To develop the new polymers, SRI Biosciences will combine its expertise in biopolymer design and synthesis and medicinal chemistry with a breakthrough approach to screening vast numbers of compounds. SRI’s compound screening innovation is based on its proprietary Fiber-Optic Array Scanning Technology (FAST). Currently the highest-throughput screening platform available, FAST can screen 25 million compounds in just one minute.
Initially developed to identify circulating tumor cells in a blood sample, FAST can distinguish a single tumor cell among tens of millions of healthy ones in a few minutes. With DARPA support, SRI will expand its proprietary screening method to test individual compounds attached to beads that are similar in size to tumor cells.
The overall goal of the Fold F(x) program is to expand on the utility of proteins and overcome their limitations by re-engineering their polymer backbone using rational design—i.e., creating new molecules with a particular functionality. Since most biopolymers are sensitive to heat denaturation and chemical degradation, their shelf life is limited. The alternative to rational design is to synthesize enormous libraries of non-natural polymers in the hope that combinations will have a desired action. Finding a single effective compound, such as one that can block a virus, requires screening hundreds of millions of compounds.
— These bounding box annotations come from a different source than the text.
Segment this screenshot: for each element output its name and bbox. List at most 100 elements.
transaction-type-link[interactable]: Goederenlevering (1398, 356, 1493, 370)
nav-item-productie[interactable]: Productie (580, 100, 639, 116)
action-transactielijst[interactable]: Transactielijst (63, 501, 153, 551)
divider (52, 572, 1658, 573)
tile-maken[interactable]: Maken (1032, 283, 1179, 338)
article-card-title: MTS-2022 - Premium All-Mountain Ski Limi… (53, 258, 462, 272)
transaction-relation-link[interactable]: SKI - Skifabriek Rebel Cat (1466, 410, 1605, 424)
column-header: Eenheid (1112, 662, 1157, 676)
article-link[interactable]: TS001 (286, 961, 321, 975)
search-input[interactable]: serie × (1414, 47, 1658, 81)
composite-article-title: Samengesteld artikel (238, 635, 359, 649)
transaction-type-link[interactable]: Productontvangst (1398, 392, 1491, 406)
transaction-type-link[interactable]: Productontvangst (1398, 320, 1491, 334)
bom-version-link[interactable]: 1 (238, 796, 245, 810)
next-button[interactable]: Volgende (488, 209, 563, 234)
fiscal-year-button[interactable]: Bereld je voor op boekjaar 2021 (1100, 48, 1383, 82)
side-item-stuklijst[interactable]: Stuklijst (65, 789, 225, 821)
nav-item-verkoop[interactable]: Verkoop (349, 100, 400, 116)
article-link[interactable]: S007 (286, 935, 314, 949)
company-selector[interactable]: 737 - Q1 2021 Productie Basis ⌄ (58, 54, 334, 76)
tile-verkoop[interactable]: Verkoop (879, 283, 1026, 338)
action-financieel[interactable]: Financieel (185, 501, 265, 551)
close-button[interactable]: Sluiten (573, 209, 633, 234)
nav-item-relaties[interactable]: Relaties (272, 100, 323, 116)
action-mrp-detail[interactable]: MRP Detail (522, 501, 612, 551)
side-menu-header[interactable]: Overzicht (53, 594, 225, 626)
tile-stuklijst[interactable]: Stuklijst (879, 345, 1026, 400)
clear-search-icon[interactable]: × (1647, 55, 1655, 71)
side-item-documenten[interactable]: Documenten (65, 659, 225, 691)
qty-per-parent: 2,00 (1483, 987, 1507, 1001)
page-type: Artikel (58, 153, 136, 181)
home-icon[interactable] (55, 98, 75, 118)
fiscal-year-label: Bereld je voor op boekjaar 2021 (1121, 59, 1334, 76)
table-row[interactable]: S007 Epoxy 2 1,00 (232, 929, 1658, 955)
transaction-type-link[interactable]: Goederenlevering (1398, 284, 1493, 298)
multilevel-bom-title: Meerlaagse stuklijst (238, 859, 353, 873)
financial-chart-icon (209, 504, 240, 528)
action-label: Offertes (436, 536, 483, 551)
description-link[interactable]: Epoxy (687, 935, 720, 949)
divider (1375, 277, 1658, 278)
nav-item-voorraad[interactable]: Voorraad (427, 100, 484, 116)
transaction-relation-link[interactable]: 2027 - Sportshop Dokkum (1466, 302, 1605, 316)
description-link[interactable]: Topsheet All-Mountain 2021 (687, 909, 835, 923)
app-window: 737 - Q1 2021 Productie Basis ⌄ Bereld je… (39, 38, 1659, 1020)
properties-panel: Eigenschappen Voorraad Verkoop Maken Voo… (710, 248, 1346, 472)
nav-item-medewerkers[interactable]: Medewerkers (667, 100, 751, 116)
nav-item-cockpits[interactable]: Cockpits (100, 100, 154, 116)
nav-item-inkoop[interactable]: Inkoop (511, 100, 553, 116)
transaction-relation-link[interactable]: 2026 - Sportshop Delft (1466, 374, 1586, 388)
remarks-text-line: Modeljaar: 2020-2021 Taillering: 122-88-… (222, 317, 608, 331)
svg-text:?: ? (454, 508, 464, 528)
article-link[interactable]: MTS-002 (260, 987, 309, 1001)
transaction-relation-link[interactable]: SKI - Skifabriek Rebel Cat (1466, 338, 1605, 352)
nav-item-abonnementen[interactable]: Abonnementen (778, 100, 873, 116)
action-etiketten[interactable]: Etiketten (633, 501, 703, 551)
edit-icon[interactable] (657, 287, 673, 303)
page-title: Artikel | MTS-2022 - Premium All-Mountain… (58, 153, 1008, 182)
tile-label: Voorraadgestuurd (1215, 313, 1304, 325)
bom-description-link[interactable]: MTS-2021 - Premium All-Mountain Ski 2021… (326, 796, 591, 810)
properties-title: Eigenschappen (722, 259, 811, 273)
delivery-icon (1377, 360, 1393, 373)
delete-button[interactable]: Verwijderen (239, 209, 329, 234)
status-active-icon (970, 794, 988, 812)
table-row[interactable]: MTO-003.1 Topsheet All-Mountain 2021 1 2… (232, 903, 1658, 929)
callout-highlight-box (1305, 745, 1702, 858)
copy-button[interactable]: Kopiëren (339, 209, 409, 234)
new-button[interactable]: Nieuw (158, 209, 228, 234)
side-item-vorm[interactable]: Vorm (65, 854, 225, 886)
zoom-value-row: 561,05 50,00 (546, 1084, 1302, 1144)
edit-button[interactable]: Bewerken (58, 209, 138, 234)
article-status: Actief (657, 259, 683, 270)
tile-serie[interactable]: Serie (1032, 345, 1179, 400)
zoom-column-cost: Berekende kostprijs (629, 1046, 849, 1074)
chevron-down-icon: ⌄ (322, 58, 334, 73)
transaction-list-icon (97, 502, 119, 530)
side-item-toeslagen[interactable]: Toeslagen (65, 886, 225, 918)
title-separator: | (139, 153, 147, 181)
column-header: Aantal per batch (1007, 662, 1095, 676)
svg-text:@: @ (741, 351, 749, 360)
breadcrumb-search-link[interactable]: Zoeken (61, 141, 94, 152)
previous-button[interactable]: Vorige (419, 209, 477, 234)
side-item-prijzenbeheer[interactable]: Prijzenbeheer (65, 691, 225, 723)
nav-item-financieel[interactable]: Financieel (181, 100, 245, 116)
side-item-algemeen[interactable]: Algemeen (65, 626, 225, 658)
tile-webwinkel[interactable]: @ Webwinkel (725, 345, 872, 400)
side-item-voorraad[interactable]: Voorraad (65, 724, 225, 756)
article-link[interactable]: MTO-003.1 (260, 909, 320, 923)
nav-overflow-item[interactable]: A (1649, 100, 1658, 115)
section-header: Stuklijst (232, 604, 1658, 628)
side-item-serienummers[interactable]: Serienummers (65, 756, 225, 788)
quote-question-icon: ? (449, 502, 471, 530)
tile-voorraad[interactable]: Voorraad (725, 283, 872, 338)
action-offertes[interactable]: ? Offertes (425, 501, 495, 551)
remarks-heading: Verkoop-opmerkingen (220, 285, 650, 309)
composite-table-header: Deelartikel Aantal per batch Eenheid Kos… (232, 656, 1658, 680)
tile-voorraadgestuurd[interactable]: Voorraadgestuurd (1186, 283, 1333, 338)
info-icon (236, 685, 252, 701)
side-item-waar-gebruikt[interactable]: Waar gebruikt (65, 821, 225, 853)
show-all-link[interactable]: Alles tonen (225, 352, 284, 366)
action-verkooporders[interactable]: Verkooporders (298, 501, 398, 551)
As a proof of concept, the SRI team will design, synthesize, and screen chemically unique libraries of 100 million non-natural polymers for activity against a variety of biological agents and chemical agents, including deadly toxins such as ricin and highly pathogenic viruses such as the H1N1 bird flu strain.
As the program evolves, it may progress to include a range of possibilities, such as how to synthesize molecules to fold so that they emit light, have enhanced levels of strength or elasticity, or store power.